Lille, 1823. Texte incriminé : « La fête communale, la kermesse, ou pour parler plus noblement, la procession de Lille, a été célébrée cette année avec une pompe exceptionnelle : il n’y a manqué qu’une distribution de comestibles, pour rendre cette fête en tout semblable à celle du 25 août. Nous devons savoir gré à l’administration de sa sollicitude à faire oublier, par des jeux et des plaisirs, à cette multitude innombrables d’ouvriers sans travail, la situation malheureuse où les ont placés les premiers effets d’une guerre funeste, qui tarit tout à coup les sources de l’industrie.
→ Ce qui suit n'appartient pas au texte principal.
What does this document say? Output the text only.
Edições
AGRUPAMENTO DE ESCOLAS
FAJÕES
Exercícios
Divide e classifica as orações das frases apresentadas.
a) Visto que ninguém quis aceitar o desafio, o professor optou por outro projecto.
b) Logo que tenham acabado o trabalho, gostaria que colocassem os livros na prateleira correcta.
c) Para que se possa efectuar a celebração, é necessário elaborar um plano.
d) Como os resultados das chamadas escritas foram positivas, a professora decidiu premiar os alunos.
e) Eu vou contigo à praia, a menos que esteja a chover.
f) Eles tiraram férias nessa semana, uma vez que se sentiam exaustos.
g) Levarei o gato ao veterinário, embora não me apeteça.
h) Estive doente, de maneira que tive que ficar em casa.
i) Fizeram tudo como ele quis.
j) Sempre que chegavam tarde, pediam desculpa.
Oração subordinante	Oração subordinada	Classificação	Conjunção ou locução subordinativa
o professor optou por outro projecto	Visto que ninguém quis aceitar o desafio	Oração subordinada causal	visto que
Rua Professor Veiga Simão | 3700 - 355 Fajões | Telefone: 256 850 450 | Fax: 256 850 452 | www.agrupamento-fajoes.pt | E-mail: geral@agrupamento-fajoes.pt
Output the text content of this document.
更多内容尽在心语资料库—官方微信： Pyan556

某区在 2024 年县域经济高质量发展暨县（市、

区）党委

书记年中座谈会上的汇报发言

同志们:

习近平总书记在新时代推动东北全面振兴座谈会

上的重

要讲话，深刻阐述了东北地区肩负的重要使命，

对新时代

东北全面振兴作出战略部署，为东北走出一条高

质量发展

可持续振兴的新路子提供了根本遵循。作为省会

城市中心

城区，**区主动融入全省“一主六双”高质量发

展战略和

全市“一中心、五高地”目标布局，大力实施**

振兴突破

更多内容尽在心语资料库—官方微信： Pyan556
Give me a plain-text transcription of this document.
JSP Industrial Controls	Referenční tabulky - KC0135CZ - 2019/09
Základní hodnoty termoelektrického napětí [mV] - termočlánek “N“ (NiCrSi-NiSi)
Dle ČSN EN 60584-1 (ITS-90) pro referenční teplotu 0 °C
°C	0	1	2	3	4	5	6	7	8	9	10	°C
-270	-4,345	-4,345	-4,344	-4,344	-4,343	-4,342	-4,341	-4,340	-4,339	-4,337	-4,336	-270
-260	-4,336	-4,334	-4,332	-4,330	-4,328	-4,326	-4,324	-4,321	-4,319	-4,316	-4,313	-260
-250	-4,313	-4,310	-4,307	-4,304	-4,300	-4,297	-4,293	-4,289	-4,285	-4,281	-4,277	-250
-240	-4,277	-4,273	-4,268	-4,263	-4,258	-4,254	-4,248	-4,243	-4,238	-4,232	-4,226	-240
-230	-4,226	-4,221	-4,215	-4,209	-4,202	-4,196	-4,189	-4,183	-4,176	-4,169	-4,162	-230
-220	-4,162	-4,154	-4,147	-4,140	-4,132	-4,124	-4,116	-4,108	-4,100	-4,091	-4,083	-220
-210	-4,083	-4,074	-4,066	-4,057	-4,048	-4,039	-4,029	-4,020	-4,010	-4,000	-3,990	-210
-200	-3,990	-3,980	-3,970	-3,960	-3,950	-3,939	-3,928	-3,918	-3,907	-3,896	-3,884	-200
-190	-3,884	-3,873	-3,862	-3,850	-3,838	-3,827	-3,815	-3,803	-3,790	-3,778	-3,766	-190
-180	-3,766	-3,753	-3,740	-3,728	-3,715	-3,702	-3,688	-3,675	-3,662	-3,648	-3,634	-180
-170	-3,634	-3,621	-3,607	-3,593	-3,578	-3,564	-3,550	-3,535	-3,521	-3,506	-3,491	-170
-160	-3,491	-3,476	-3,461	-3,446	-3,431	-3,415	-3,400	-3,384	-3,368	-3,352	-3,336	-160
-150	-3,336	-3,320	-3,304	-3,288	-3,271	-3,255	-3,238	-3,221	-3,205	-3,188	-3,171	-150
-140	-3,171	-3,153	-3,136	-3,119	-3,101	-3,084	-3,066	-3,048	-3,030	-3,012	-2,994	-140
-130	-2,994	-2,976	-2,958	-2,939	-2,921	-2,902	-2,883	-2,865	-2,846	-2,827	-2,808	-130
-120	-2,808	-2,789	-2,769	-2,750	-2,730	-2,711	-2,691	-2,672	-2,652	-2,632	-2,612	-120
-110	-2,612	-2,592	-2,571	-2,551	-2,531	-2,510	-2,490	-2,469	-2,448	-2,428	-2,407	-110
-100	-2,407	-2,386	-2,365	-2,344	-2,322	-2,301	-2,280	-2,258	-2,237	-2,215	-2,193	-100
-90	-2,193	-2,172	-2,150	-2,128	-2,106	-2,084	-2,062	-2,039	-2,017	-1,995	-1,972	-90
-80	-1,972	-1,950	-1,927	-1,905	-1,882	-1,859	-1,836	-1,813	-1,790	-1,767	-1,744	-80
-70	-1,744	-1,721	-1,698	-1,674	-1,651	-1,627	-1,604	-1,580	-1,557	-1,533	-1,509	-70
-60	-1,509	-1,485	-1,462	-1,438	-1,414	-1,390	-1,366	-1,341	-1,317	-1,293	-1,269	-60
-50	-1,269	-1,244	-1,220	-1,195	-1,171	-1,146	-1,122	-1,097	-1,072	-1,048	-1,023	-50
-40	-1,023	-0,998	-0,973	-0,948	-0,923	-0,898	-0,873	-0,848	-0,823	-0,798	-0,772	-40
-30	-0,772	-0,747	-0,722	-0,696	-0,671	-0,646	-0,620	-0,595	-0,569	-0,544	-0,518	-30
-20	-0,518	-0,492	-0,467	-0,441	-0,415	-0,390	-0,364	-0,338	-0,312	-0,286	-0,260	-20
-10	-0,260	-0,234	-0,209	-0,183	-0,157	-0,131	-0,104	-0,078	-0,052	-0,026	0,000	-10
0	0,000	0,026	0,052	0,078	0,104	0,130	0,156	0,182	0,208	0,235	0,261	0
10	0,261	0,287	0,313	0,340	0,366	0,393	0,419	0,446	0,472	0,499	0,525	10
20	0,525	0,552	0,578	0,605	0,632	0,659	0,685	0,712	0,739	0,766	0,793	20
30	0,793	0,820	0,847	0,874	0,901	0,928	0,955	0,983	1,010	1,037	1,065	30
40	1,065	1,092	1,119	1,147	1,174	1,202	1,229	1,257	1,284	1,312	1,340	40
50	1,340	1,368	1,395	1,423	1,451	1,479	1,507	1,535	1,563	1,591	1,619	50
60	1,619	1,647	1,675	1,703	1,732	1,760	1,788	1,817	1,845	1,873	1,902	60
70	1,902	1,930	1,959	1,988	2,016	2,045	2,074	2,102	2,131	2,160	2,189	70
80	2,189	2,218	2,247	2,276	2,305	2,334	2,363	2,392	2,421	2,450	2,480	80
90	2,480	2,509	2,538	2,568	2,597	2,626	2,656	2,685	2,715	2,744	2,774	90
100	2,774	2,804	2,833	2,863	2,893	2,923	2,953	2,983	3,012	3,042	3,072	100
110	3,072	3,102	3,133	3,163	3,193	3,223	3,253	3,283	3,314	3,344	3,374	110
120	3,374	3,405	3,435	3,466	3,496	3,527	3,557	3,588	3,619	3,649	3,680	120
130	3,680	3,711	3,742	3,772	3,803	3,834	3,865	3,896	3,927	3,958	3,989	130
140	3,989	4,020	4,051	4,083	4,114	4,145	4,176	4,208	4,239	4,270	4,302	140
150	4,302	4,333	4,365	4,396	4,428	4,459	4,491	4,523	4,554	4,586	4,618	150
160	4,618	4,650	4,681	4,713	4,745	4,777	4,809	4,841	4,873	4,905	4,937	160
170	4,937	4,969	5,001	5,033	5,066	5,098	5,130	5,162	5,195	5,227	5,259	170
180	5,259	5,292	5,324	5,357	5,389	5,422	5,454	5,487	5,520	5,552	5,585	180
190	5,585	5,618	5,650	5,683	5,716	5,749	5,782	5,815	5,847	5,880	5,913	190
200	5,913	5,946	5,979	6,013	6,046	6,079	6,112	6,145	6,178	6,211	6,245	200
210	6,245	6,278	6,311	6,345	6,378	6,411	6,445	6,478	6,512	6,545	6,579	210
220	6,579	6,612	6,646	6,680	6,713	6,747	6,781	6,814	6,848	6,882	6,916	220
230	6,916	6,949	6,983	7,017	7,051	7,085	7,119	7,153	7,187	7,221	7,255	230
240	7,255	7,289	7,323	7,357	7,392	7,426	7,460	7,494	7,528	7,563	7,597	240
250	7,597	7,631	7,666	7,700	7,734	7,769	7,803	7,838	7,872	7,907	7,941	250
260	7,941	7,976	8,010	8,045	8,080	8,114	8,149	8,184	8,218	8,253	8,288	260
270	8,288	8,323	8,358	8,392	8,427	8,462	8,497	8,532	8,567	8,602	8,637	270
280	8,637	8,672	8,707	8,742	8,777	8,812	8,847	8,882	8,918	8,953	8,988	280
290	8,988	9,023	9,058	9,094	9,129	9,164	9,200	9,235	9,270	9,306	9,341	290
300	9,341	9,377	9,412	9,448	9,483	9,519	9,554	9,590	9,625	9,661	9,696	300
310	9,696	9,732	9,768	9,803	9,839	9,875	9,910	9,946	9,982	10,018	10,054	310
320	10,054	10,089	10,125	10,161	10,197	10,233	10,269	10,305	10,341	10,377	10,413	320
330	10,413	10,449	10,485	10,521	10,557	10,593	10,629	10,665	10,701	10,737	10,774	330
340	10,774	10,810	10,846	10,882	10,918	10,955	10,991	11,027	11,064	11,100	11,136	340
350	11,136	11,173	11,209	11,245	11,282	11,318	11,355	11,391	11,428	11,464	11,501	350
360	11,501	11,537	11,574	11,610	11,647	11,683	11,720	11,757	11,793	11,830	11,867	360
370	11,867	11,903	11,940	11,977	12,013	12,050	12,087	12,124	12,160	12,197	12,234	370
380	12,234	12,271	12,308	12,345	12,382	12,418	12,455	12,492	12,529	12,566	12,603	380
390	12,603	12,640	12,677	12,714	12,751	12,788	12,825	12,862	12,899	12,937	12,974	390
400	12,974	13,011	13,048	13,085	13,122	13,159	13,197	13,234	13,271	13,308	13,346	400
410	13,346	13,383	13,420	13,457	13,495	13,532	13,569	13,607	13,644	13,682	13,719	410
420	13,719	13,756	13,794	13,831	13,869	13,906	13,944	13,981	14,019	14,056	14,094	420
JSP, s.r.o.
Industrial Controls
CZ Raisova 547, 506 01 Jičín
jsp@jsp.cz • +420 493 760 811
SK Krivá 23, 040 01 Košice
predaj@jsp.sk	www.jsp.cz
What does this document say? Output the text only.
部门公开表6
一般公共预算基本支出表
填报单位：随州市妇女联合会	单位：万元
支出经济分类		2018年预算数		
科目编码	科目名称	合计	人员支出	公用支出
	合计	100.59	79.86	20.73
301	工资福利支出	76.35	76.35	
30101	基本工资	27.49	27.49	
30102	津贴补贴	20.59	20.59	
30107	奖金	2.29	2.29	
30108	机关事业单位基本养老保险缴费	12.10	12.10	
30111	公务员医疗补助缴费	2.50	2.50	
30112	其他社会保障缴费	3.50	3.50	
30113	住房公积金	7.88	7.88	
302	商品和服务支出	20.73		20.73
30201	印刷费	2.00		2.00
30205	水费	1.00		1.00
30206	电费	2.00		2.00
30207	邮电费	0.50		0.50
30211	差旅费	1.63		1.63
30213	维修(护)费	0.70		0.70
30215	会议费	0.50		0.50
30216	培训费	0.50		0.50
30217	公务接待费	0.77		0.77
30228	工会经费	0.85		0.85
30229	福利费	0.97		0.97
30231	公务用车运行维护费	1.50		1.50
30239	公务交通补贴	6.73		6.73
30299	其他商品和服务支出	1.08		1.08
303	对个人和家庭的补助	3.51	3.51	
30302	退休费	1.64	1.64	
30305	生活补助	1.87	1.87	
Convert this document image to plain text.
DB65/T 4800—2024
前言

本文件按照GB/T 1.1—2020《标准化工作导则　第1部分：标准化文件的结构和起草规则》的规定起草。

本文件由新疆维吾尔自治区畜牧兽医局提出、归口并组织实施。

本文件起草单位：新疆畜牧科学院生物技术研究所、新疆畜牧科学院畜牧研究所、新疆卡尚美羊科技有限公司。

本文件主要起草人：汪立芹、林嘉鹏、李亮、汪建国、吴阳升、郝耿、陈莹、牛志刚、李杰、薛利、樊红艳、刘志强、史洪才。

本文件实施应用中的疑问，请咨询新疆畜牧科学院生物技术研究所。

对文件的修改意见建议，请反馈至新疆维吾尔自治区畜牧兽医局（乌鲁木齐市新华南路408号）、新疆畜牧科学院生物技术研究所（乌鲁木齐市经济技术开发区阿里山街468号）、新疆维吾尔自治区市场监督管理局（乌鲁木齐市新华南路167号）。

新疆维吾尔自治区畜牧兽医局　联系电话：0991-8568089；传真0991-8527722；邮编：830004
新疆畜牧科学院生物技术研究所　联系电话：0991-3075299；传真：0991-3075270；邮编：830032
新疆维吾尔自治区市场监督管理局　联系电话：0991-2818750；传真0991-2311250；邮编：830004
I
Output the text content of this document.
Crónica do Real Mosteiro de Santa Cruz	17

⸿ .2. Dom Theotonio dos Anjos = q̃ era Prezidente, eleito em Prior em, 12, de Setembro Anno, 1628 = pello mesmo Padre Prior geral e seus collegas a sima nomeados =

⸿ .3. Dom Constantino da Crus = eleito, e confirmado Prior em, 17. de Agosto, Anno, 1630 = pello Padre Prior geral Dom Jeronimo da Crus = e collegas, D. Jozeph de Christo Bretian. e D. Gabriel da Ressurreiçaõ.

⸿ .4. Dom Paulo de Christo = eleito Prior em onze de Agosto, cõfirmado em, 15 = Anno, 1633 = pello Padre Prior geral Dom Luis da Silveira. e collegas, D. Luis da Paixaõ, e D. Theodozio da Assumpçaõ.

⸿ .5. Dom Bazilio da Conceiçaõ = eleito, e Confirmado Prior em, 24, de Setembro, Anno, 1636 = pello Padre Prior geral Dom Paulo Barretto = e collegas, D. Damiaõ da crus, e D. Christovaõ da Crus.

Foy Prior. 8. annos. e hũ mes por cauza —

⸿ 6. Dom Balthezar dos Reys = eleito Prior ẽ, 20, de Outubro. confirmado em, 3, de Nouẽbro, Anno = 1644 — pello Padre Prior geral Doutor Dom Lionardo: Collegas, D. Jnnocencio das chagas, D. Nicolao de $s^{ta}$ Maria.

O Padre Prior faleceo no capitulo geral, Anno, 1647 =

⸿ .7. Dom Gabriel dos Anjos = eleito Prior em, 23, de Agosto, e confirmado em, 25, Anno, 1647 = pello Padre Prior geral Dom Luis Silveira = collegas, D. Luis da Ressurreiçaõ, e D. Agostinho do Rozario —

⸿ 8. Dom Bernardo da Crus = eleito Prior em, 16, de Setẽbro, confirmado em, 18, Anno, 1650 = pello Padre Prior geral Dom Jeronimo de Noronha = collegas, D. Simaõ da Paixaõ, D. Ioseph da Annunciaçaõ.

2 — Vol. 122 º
Sous le cardinal Mazarin, quand le peuple était malheureux, on l’amusait par des chansons ; aujourd’hui, on le distrait de sa misère par l’appât de fêtes publiques ; c’est le même principe, si ce n’est pas le même moyen. Reste à savoir lequel des deux aura le meilleur résultat. Quoiqu’il en soit, il y avait sur l’Esplanade une foule immense, qui prenait part aux diverses récréations préparées par les soins de la mairie, et une foule plus considérable encore y assistait comme spectatrice »
« Une multitude innombrable d’ouvriers sans travail »
Extraits de la plaidoirie de Vincent Leleux lors de son procès : « Il est évident, a dit M. le procureur du roi dans son réquisitoire, qu’en supposant, contrairement à la vérité, qu’il existe une multitude innombrable d’ouvriers sans travail par suite de la guerre, l’éditeur a voulu exciter à la haine et au mépris du gouvernement, auteur de cette guerre ; et, partant ce point, il a conclu contre moi à l’application d’une peine portée par la loi du 25 mars 1822. Tous les efforts du ministère public ont eu pour but de démontrer qu’effectivement cette supposition était fausse ; tous les miens doivent tendre à établir qu’elle est réelle. […]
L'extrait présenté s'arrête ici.